Und seit wann endet die Verantwortung von Politikern und Politikerinnen mit dem Ausscheiden aus dem Amt? Führen Weichenstellungen nicht immer über das eigene Wirken hinaus? Sie von den langfristigen Konsequenzen ihres Handelns freizusprechen ist Arbeit am Mythos, nicht Wissenschaft!

Lappenküpers europazentrierte Perspektive

Übrigens heißt es in meinem Interview: „Er (Bismarck) ist nicht individuell dafür (Genozid) verantwortlich, hat aber an entscheidender Stelle Weichen gestellt, die dann dazu führten. Verantwortung für das koloniale System haben eben auch Männer wie Bismarck.“ Das koloniale System war ein menschenverachtendes, rassistisches Unrecht, und zwar von Anfang an.

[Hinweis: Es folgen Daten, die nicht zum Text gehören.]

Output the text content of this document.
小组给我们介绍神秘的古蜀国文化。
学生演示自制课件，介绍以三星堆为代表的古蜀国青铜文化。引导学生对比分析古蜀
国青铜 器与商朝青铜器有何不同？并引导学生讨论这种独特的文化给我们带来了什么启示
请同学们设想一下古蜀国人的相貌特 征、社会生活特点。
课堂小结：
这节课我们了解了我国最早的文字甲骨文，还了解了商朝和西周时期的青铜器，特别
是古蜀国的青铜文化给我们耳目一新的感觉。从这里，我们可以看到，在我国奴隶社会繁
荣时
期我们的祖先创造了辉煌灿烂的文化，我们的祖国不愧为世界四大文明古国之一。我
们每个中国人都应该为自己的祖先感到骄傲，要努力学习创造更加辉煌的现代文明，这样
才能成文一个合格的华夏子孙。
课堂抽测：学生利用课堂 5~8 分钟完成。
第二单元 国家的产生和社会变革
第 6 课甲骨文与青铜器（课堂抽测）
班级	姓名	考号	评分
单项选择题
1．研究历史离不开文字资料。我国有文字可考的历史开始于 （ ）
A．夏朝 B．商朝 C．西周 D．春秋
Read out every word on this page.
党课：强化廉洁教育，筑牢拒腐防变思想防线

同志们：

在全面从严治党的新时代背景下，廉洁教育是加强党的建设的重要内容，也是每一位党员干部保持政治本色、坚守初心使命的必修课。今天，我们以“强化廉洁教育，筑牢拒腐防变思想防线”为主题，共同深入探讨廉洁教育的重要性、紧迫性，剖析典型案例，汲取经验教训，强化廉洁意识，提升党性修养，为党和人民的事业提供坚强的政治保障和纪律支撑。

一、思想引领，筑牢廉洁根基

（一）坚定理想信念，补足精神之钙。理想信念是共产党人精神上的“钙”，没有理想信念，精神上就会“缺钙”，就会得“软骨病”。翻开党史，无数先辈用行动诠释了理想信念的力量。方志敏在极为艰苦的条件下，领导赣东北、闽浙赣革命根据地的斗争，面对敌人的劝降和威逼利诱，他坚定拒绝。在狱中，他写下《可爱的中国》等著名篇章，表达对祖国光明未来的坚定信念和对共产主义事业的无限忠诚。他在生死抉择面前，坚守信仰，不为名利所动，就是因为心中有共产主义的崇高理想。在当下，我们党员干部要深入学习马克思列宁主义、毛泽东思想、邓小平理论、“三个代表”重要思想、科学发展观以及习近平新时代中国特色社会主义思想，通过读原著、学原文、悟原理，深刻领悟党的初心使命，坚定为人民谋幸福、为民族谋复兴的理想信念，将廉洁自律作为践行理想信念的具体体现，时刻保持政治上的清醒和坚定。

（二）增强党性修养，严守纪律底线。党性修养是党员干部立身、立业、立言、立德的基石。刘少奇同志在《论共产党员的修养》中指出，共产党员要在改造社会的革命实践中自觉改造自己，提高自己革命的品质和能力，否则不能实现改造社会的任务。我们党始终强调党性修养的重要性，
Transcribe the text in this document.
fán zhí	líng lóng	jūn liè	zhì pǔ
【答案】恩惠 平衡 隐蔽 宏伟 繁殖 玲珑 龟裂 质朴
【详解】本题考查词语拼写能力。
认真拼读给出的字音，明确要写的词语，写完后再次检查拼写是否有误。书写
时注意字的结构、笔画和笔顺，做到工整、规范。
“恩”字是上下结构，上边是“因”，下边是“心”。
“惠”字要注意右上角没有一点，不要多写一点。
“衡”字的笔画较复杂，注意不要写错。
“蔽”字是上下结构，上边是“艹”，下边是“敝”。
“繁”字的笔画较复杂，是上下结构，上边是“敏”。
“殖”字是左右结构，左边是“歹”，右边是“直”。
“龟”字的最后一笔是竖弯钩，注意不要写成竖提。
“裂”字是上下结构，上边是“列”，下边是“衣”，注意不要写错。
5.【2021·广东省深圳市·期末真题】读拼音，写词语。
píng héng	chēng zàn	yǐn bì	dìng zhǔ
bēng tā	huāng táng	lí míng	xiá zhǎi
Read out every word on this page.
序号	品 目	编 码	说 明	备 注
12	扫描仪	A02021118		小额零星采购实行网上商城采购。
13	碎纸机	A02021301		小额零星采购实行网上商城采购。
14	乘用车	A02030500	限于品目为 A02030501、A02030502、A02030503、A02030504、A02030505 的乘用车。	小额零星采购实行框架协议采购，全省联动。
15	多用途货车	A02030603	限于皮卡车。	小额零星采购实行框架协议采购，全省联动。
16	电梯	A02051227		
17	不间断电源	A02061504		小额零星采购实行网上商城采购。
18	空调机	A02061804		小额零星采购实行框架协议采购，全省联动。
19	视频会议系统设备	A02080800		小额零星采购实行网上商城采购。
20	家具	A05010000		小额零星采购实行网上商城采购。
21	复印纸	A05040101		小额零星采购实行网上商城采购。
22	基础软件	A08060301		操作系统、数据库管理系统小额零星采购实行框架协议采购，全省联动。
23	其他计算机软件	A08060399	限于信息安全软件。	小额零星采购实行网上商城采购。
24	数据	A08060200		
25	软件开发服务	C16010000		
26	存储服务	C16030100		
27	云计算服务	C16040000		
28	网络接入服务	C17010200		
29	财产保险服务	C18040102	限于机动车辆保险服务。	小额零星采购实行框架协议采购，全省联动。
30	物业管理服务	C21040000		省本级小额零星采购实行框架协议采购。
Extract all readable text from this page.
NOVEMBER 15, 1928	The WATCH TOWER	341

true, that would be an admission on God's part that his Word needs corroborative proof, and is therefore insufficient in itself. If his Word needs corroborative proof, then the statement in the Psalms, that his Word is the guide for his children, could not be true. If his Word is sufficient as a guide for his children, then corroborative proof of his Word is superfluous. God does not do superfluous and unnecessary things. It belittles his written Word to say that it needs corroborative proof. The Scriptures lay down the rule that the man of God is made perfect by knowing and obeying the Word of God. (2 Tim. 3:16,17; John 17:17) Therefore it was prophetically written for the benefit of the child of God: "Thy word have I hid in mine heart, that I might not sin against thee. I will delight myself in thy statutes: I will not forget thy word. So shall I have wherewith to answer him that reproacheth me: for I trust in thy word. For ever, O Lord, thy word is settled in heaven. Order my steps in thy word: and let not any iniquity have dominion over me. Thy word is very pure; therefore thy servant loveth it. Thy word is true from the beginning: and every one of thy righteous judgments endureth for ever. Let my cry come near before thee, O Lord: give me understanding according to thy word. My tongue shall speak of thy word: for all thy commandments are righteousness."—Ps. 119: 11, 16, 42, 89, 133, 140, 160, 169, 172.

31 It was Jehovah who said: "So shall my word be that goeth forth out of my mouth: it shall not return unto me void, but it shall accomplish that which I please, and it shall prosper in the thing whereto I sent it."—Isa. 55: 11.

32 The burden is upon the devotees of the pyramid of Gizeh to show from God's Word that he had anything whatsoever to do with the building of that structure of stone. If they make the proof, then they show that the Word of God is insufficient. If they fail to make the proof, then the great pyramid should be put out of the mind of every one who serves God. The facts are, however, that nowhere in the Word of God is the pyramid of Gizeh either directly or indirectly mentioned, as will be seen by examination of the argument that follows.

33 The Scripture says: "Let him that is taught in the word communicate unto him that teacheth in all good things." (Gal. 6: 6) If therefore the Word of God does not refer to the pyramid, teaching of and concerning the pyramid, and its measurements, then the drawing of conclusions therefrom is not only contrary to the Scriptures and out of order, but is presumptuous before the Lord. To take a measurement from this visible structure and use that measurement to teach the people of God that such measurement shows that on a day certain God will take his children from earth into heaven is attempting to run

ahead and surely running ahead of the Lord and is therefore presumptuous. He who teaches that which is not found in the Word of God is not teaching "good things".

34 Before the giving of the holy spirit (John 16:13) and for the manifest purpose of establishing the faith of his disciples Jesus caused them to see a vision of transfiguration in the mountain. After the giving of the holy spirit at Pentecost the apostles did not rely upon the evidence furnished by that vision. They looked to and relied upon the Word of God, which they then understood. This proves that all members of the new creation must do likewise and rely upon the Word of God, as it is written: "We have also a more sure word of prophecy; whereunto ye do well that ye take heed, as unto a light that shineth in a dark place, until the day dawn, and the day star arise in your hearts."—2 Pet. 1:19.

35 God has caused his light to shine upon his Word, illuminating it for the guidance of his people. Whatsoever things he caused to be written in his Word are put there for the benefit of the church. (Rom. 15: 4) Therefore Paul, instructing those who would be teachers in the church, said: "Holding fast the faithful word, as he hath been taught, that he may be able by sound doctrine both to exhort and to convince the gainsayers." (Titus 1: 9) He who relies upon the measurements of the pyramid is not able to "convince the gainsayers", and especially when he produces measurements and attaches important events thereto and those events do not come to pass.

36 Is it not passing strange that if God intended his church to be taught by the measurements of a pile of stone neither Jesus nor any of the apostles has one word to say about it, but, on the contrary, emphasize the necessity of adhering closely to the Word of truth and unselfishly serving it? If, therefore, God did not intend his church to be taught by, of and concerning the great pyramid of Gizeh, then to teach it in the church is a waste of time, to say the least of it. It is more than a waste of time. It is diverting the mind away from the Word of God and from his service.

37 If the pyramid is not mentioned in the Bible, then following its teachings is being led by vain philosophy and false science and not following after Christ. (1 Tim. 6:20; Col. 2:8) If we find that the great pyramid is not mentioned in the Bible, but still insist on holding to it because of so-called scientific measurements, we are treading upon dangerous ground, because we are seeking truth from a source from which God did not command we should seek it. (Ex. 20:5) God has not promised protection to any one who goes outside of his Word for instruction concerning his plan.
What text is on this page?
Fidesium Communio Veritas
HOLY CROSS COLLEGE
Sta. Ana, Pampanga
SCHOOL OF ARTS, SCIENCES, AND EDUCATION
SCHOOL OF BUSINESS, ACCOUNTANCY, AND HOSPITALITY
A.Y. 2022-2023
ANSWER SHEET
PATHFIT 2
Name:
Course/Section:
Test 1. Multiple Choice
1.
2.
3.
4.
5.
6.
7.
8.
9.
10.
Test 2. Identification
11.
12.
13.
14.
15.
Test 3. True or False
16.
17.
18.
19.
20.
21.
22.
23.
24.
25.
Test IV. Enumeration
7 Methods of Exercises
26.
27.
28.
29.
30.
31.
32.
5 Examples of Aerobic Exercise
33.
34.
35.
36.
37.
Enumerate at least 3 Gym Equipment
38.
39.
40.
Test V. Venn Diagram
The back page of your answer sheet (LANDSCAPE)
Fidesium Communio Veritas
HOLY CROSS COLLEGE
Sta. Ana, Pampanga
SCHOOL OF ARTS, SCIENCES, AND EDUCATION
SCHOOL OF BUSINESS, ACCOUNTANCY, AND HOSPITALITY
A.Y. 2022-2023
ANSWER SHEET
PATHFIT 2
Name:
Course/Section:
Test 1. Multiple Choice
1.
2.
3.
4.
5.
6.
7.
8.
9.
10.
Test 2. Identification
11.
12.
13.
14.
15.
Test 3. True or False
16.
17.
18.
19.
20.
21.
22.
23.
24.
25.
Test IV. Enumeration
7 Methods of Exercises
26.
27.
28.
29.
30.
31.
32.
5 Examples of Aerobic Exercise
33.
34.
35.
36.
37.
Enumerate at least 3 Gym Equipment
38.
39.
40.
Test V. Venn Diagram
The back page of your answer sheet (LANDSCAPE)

In Lappenküpers europazentrierter Perspektive kommt das nicht vor. Sätze wie „Als sein Werben um eine ,Kolonialehe‘ mit Frankreich kurz darauf scheiterte, beendete Bismarck das koloniale Abenteuer abrupt“ belegen dies. Das „Abenteuer“ war für viele Kolonisierte kein „Abenteuer“, sondern ein tiefer Einschnitt mit verheerenden Folgen, und dieses wurde auch nicht von Bismarck beendet. Das deutsche Kolonialreich bestand bis 1919 fort, die Teilung Afrikas wirkt noch heute nach.

Es ist die Aufgabe von Historikern und Historikerinnen, diese Verbindungen zu sehen und zu benennen, auch Konsequenzen und Opfer in die Geschichte einzuschreiben, welche die herrschaftliche Geschichte der „großen Männer“ ignoriert. „Der Zeitgeist ist ein unstetes Wesen“, schreibt Lappenküper. Dem entkommt man aber nicht, indem man sich in Geist und Perspektive des 19. Jahrhunderts einmauert.